İddiaya göre, Diyarbakır’da yıllarca ev alma hayaliyle yaşayan ve bunun için para biriktiren 70 vatandaş, anlaştıkları firma tarafından kendilerine vakıf evleri satılarak, milyonlarca TL dolandırıldı. Firma sahiplerden birinin intihar ettiğini, diğerlerinin ise paraları topladıktan sonra ortadan kaybolduğunu ileri süren vatandaşlar, savcılığa suç duyurusunda bulundu. Vatandaşlar, yetkililerden sorunlarının çözülmesini istedi.
“Tapularımızı alamıyoruz”
Vatandaşlardan Fadime Atabey, herkes gibi bir ev satın aldıklarını belirterek, “Aldığımızın evlerin vakıf evleri olduğunu sonradan öğrendik. Vakıftan tapumuzu alamıyoruz. Çünkü bize satılan evleri R.Ç. satmış. R.Ç. de M.Ç. intihar ettikten sonra ortadan kaybolmuştur. Biz R.Ç. ve ailesine ulaşamıyoruz. Şu anda vakfa ait olan tapularımızı alamıyoruz. O yüzden çok mağduruz. Özellikle Sayın Cumhurbaşkanımız, Sayın Başbakanımız ve valimize sesleniyoruz. Cumhurbaşkanımızın bu tür toplumsal mağduriyetlere kayıtsız kalmadığını biliyoruz. Bu olaya el atmasını bekliyoruz” dedi.
Vakfa 11 milyon TL borç var
Sitenin vakfa olan borcunun 11 milyon TL olduğunu aktaran Atabey, “11 milyonun 8,5 milyon TL’sini topluyorduk. Sadece 3,5 milyon TL civarında bir açığımız vardı. Site olarak belli bir miktar para toplamayı planlamıştık. Geri kalan açığımızı kapatmak için bu sitenin müteahhitlerinden destek bekledik fakat gereken desteği bunlardan alamadık. Alamayınca vakıfla görüşmelerimiz sonucu bir miktar indirim oldu. Evlerimizin fiyatları yasal seviyelere çekildi ancak bu yasal seviyelerle ikinci defa ev alma konusunda hiçbirimiz ekonomik olarak müsait değiliz” diye konuştu.
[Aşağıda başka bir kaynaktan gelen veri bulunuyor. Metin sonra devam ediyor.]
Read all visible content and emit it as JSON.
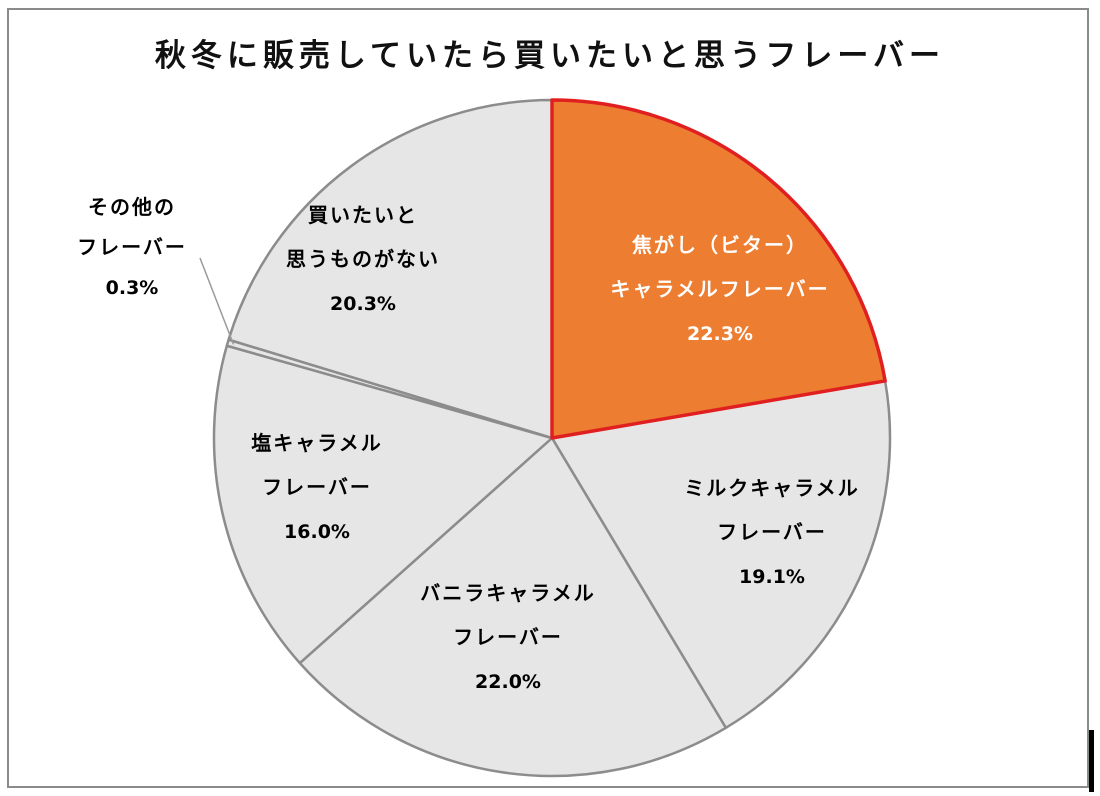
{
  "chart_data": {
    "type": "pie",
    "title": "秋冬に販売していたら買いたいと思うフレーバー",
    "slices": [
      {
        "label": [
          "焦がし（ビター）",
          "キャラメルフレーバー"
        ],
        "percent_label": "22.3%",
        "value": 22.3,
        "color": "#ED7D31",
        "text_color": "#FFFFFF",
        "stroke": "#E02020",
        "highlight": true
      },
      {
        "label": [
          "ミルクキャラメル",
          "フレーバー"
        ],
        "percent_label": "19.1%",
        "value": 19.1,
        "color": "#E7E6E6",
        "text_color": "#000000",
        "stroke": "#8C8C8C"
      },
      {
        "label": [
          "バニラキャラメル",
          "フレーバー"
        ],
        "percent_label": "22.0%",
        "value": 22.0,
        "color": "#E7E6E6",
        "text_color": "#000000",
        "stroke": "#8C8C8C"
      },
      {
        "label": [
          "塩キャラメル",
          "フレーバー"
        ],
        "percent_label": "16.0%",
        "value": 16.0,
        "color": "#E7E6E6",
        "text_color": "#000000",
        "stroke": "#8C8C8C"
      },
      {
        "label": [
          "その他の",
          "フレーバー"
        ],
        "percent_label": "0.3%",
        "value": 0.3,
        "color": "#E7E6E6",
        "text_color": "#000000",
        "stroke": "#8C8C8C",
        "leader_line": true
      },
      {
        "label": [
          "買いたいと",
          "思うものがない"
        ],
        "percent_label": "20.3%",
        "value": 20.3,
        "color": "#E7E6E6",
        "text_color": "#000000",
        "stroke": "#8C8C8C"
      }
    ],
    "start": "12 o'clock",
    "direction": "clockwise",
    "legend": "none"
  }
}
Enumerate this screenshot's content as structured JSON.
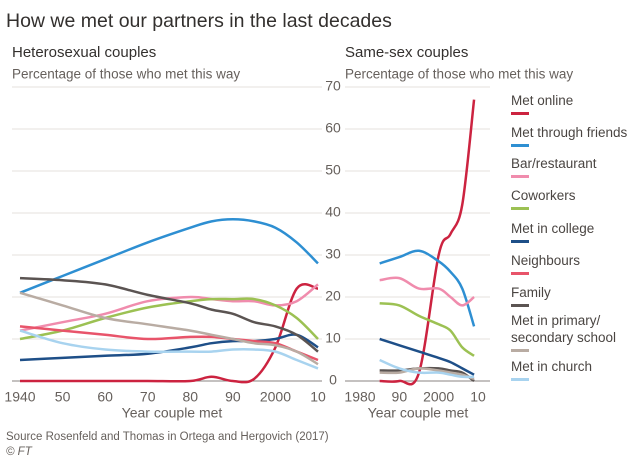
{
  "title": "How we met our partners in the last decades",
  "source": "Source Rosenfeld and Thomas in Ortega and Hergovich (2017)",
  "credit": "© FT",
  "chart_data": [
    {
      "type": "line",
      "title": "Heterosexual couples",
      "subtitle": "Percentage of those who met this way",
      "x_label": "Year couple met",
      "x": [
        1940,
        1950,
        1960,
        1970,
        1980,
        1985,
        1990,
        1995,
        2000,
        2005,
        2010
      ],
      "xlim": [
        1940,
        2010
      ],
      "xticks": [
        1940,
        {
          "value": 1950,
          "label": "50"
        },
        {
          "value": 1960,
          "label": "60"
        },
        {
          "value": 1970,
          "label": "70"
        },
        {
          "value": 1980,
          "label": "80"
        },
        {
          "value": 1990,
          "label": "90"
        },
        2000,
        {
          "value": 2010,
          "label": "10"
        }
      ],
      "ylim": [
        0,
        70
      ],
      "yticks": [
        0,
        10,
        20,
        30,
        40,
        50,
        60,
        70
      ],
      "grid": true,
      "series": [
        {
          "name": "Met online",
          "color": "#cc2340",
          "values": [
            0,
            0,
            0,
            0,
            0,
            1,
            0,
            0.5,
            8,
            22,
            22
          ]
        },
        {
          "name": "Met through friends",
          "color": "#2e8fd2",
          "values": [
            21,
            25,
            29,
            33,
            36.5,
            38,
            38.5,
            38,
            36.5,
            33,
            28
          ]
        },
        {
          "name": "Bar/restaurant",
          "color": "#f08cad",
          "values": [
            12,
            14,
            16,
            19,
            20,
            19.5,
            19,
            19,
            18,
            19,
            23
          ]
        },
        {
          "name": "Coworkers",
          "color": "#9cc153",
          "values": [
            10,
            12,
            15,
            17.5,
            19,
            19.5,
            19.5,
            19.5,
            18,
            15,
            10
          ]
        },
        {
          "name": "Met in college",
          "color": "#1e4f88",
          "values": [
            5,
            5.5,
            6,
            6.5,
            8,
            9,
            9.5,
            9.5,
            10,
            11,
            8
          ]
        },
        {
          "name": "Neighbours",
          "color": "#e8546a",
          "values": [
            13,
            12,
            11,
            10,
            10.5,
            10.5,
            10,
            9.5,
            9,
            7,
            5
          ]
        },
        {
          "name": "Family",
          "color": "#5b5452",
          "values": [
            24.5,
            24,
            23,
            20.5,
            18.5,
            17,
            16,
            14,
            13,
            11,
            7
          ]
        },
        {
          "name": "Met in primary/ secondary school",
          "color": "#b9aca3",
          "values": [
            21,
            18,
            15,
            13.5,
            12,
            11,
            10,
            9,
            8.5,
            7,
            4
          ]
        },
        {
          "name": "Met in church",
          "color": "#a8d3ef",
          "values": [
            12,
            9,
            7.5,
            7,
            7,
            7,
            7.5,
            7.5,
            7,
            5,
            3
          ]
        }
      ]
    },
    {
      "type": "line",
      "title": "Same-sex couples",
      "subtitle": "Percentage of those who met this way",
      "x_label": "Year couple met",
      "x": [
        1985,
        1990,
        1995,
        2000,
        2003,
        2006,
        2009
      ],
      "xlim": [
        1980,
        2010
      ],
      "xticks": [
        1980,
        {
          "value": 1990,
          "label": "90"
        },
        2000,
        {
          "value": 2010,
          "label": "10"
        }
      ],
      "ylim": [
        0,
        70
      ],
      "yticks": [
        0,
        10,
        20,
        30,
        40,
        50,
        60,
        70
      ],
      "grid": true,
      "series": [
        {
          "values": [
            0,
            0,
            2,
            30,
            35,
            42,
            67
          ]
        },
        {
          "values": [
            28,
            29.5,
            31,
            28.5,
            26,
            22,
            13
          ]
        },
        {
          "values": [
            24,
            24.5,
            22,
            22,
            20,
            18,
            20
          ]
        },
        {
          "values": [
            18.5,
            18,
            15.5,
            13.5,
            12,
            8,
            6
          ]
        },
        {
          "values": [
            10,
            8.5,
            7,
            5.5,
            4.5,
            3,
            1.5
          ]
        },
        {
          "values": [
            null,
            null,
            null,
            null,
            null,
            null,
            null
          ]
        },
        {
          "values": [
            2.5,
            2.5,
            3,
            3,
            2.5,
            2,
            0
          ]
        },
        {
          "values": [
            2,
            2,
            3,
            2.5,
            2,
            1.5,
            0.5
          ]
        },
        {
          "values": [
            5,
            3,
            2,
            2,
            1.5,
            1,
            1
          ]
        }
      ]
    }
  ]
}
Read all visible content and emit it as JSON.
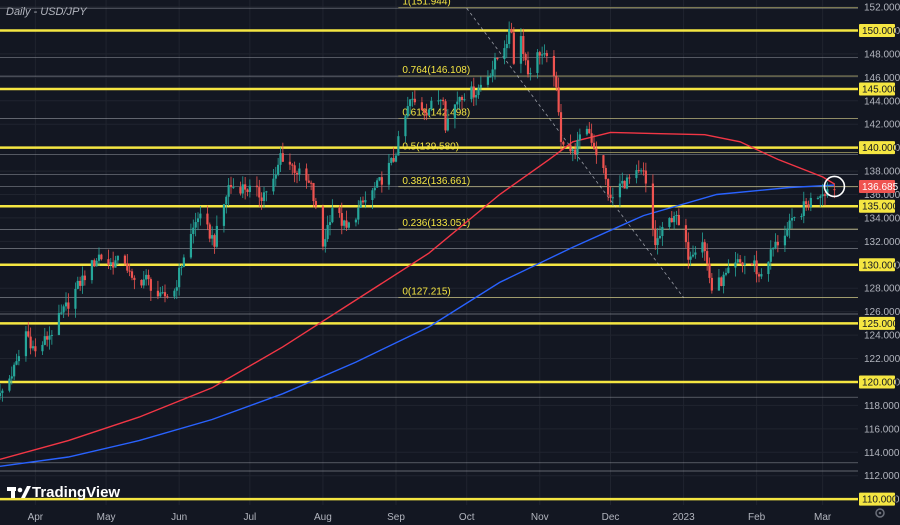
{
  "title": "Daily - USD/JPY",
  "brand": {
    "logo_text": "TradingView"
  },
  "chart_data": {
    "type": "candlestick",
    "symbol": "USD/JPY",
    "timeframe": "Daily",
    "ylim": [
      109.5,
      152.6
    ],
    "y_ticks": [
      110,
      112,
      114,
      116,
      118,
      120,
      122,
      124,
      126,
      128,
      130,
      132,
      134,
      136,
      138,
      140,
      142,
      144,
      146,
      148,
      150,
      152
    ],
    "x_ticks": [
      {
        "label": "Apr",
        "date": "2022-04-01"
      },
      {
        "label": "May",
        "date": "2022-05-01"
      },
      {
        "label": "Jun",
        "date": "2022-06-01"
      },
      {
        "label": "Jul",
        "date": "2022-07-01"
      },
      {
        "label": "Aug",
        "date": "2022-08-01"
      },
      {
        "label": "Sep",
        "date": "2022-09-01"
      },
      {
        "label": "Oct",
        "date": "2022-10-01"
      },
      {
        "label": "Nov",
        "date": "2022-11-01"
      },
      {
        "label": "Dec",
        "date": "2022-12-01"
      },
      {
        "label": "2023",
        "date": "2023-01-01"
      },
      {
        "label": "Feb",
        "date": "2023-02-01"
      },
      {
        "label": "Mar",
        "date": "2023-03-01"
      }
    ],
    "xlim": [
      "2022-03-17",
      "2023-03-16"
    ],
    "key_levels": [
      150,
      145,
      140,
      135,
      130,
      125,
      120,
      110
    ],
    "minor_levels": [
      151.9,
      147.7,
      146.1,
      142.5,
      139.4,
      137.7,
      136.7,
      133.0,
      131.4,
      127.2,
      125.8,
      118.7,
      113.1,
      112.4
    ],
    "current_price": {
      "value": 136.685,
      "label": "136.685"
    },
    "fib_levels": [
      {
        "label": "1(151.944)",
        "value": 151.944
      },
      {
        "label": "0.764(146.108)",
        "value": 146.108
      },
      {
        "label": "0.618(142.498)",
        "value": 142.498
      },
      {
        "label": "0.5(139.580)",
        "value": 139.58
      },
      {
        "label": "0.382(136.661)",
        "value": 136.661
      },
      {
        "label": "0.236(133.051)",
        "value": 133.051
      },
      {
        "label": "0(127.215)",
        "value": 127.215
      }
    ],
    "fib_range": {
      "start": "2022-09-02",
      "end": "2023-03-16"
    },
    "fib_trendline": {
      "from": {
        "date": "2022-10-01",
        "value": 151.9
      },
      "to": {
        "date": "2023-01-01",
        "value": 127.2
      }
    },
    "ma_red": [
      [
        "2022-03-17",
        113.4
      ],
      [
        "2022-04-15",
        115.0
      ],
      [
        "2022-05-15",
        117.0
      ],
      [
        "2022-06-15",
        119.5
      ],
      [
        "2022-07-15",
        123.0
      ],
      [
        "2022-08-15",
        127.0
      ],
      [
        "2022-09-15",
        131.0
      ],
      [
        "2022-10-15",
        136.0
      ],
      [
        "2022-11-05",
        139.0
      ],
      [
        "2022-11-15",
        140.5
      ],
      [
        "2022-12-01",
        141.3
      ],
      [
        "2022-12-20",
        141.2
      ],
      [
        "2023-01-10",
        141.1
      ],
      [
        "2023-01-25",
        140.5
      ],
      [
        "2023-02-10",
        139.0
      ],
      [
        "2023-03-01",
        137.5
      ],
      [
        "2023-03-06",
        136.9
      ]
    ],
    "ma_blue": [
      [
        "2022-03-17",
        112.8
      ],
      [
        "2022-04-15",
        113.6
      ],
      [
        "2022-05-15",
        115.0
      ],
      [
        "2022-06-15",
        116.8
      ],
      [
        "2022-07-15",
        119.0
      ],
      [
        "2022-08-15",
        121.7
      ],
      [
        "2022-09-15",
        124.7
      ],
      [
        "2022-10-15",
        128.5
      ],
      [
        "2022-11-15",
        131.5
      ],
      [
        "2022-12-15",
        134.2
      ],
      [
        "2023-01-15",
        136.0
      ],
      [
        "2023-02-15",
        136.6
      ],
      [
        "2023-03-06",
        136.8
      ]
    ],
    "price_path": [
      [
        "2022-03-17",
        118.8
      ],
      [
        "2022-03-24",
        121.5
      ],
      [
        "2022-03-28",
        124.3
      ],
      [
        "2022-04-01",
        122.5
      ],
      [
        "2022-04-08",
        124.3
      ],
      [
        "2022-04-14",
        126.4
      ],
      [
        "2022-04-20",
        128.5
      ],
      [
        "2022-04-28",
        130.8
      ],
      [
        "2022-05-02",
        130.1
      ],
      [
        "2022-05-09",
        130.4
      ],
      [
        "2022-05-12",
        128.5
      ],
      [
        "2022-05-18",
        128.8
      ],
      [
        "2022-05-24",
        127.1
      ],
      [
        "2022-05-30",
        127.8
      ],
      [
        "2022-06-03",
        130.8
      ],
      [
        "2022-06-09",
        134.2
      ],
      [
        "2022-06-16",
        132.0
      ],
      [
        "2022-06-22",
        136.7
      ],
      [
        "2022-06-29",
        136.6
      ],
      [
        "2022-07-06",
        135.9
      ],
      [
        "2022-07-12",
        137.4
      ],
      [
        "2022-07-14",
        139.4
      ],
      [
        "2022-07-20",
        138.2
      ],
      [
        "2022-07-27",
        136.6
      ],
      [
        "2022-08-01",
        131.6
      ],
      [
        "2022-08-05",
        135.0
      ],
      [
        "2022-08-11",
        133.0
      ],
      [
        "2022-08-17",
        135.0
      ],
      [
        "2022-08-24",
        136.7
      ],
      [
        "2022-08-31",
        139.0
      ],
      [
        "2022-09-07",
        144.0
      ],
      [
        "2022-09-14",
        143.2
      ],
      [
        "2022-09-21",
        144.5
      ],
      [
        "2022-09-22",
        142.0
      ],
      [
        "2022-09-28",
        144.5
      ],
      [
        "2022-10-05",
        144.8
      ],
      [
        "2022-10-12",
        146.8
      ],
      [
        "2022-10-20",
        150.0
      ],
      [
        "2022-10-21",
        147.5
      ],
      [
        "2022-10-24",
        149.5
      ],
      [
        "2022-10-27",
        146.4
      ],
      [
        "2022-11-01",
        148.2
      ],
      [
        "2022-11-07",
        146.5
      ],
      [
        "2022-11-10",
        140.9
      ],
      [
        "2022-11-15",
        139.5
      ],
      [
        "2022-11-21",
        141.8
      ],
      [
        "2022-11-28",
        138.0
      ],
      [
        "2022-12-01",
        135.4
      ],
      [
        "2022-12-05",
        136.8
      ],
      [
        "2022-12-12",
        137.6
      ],
      [
        "2022-12-15",
        137.8
      ],
      [
        "2022-12-20",
        131.8
      ],
      [
        "2022-12-28",
        134.4
      ],
      [
        "2023-01-03",
        130.9
      ],
      [
        "2023-01-09",
        132.2
      ],
      [
        "2023-01-13",
        127.9
      ],
      [
        "2023-01-18",
        128.8
      ],
      [
        "2023-01-24",
        130.1
      ],
      [
        "2023-01-31",
        130.1
      ],
      [
        "2023-02-02",
        128.9
      ],
      [
        "2023-02-08",
        131.4
      ],
      [
        "2023-02-14",
        133.0
      ],
      [
        "2023-02-21",
        134.9
      ],
      [
        "2023-02-28",
        136.2
      ],
      [
        "2023-03-06",
        136.685
      ]
    ]
  },
  "colors": {
    "background": "#131722",
    "bull": "#26a69a",
    "bear": "#ef5350",
    "key_level": "#f5e642",
    "ma_red": "#f23645",
    "ma_blue": "#2962ff",
    "price_tag": "#ef5350"
  }
}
“Evler birden fazla kişiye satılmış”
Bazı evlerin birden fazla kişiye satıldığını dile getiren Atabey, şunları kaydetti:
“Biz ikinci defa evlerimizi satın alamıyoruz. Çünkü bazılarımızın evleri birden fazla kişiye satılmış. Bazılarımızın evleri maalesef vakıf tarafından satılmıştır. Çok mağduruz. Toplamda 62 ev 69 kişiye satılmış. Bugün suç duyurusunda bulunduk. R.Ç. bizzat bu paraları piyasadan toplayarak bu siteyi bitirdi. Tapularımızı alamadığımız için evlerimizde nefes alamıyoruz. Evlerimizde yaşayamıyoruz. Yediğimiz içtiğimiz hiçbir şeyden anlamıyoruz. Gerçekten çok zor durumdayız. R.Ç. ve ailesinin ortaya çıkıp bu sorunu bizimle birlikte çözmesi gerektiğine inanıyoruz. 12 kişi parasının tamamını vermiş. Mağdurların 3’te 2’si parasının da yarısından fazlasını ödemiştir. Az para verenler de tapularını yavaş yavaş almaktadır.”
“27 senelik emeğimi alıp götürdüler”
27 senelik emeğinin elinden alındığını anlatan Mehmet Sevinç, “Şu anda burada çadır kuracak kadar dahi param yok. Cumhurbaşkanımdan, Başbakanımdan mağduriyetimizin giderilmesini istiyorum” ifadelerinde bulundu.
“Evim başkasına da satılmış”
Evinin başka birine daha satıldığı iddiasında bulunan Orhan Aktaş da şunları söyledi:
“60 bin TL ödedim. Geriye kalan parayı tapuyu aldığım zaman verecektim. Fakat M.Ç. intihar ettikten sonra evin benden başka birine daha satıldığını duydum. O şahıs da evi benden altı ay önce almış. Diğerlerinin mağduriyeti bir taraflıyken bizimki iki taraflı. Çünkü biz aynı zamanda diğer satılan adamla da yüz göz oluyoruz. Şu an ev boş. Ne ben geçebiliyorum ne o geçebiliyor. Üstüne de vakıf bu evleri satmakla bizi tehdit ediyor. Başka bir komşumuzun evi de 3 kişiye satılmış. Artık insanlar birbirine girecek. Yetkililerden bir an önce bu durumu çözmelerini istiyoruz.”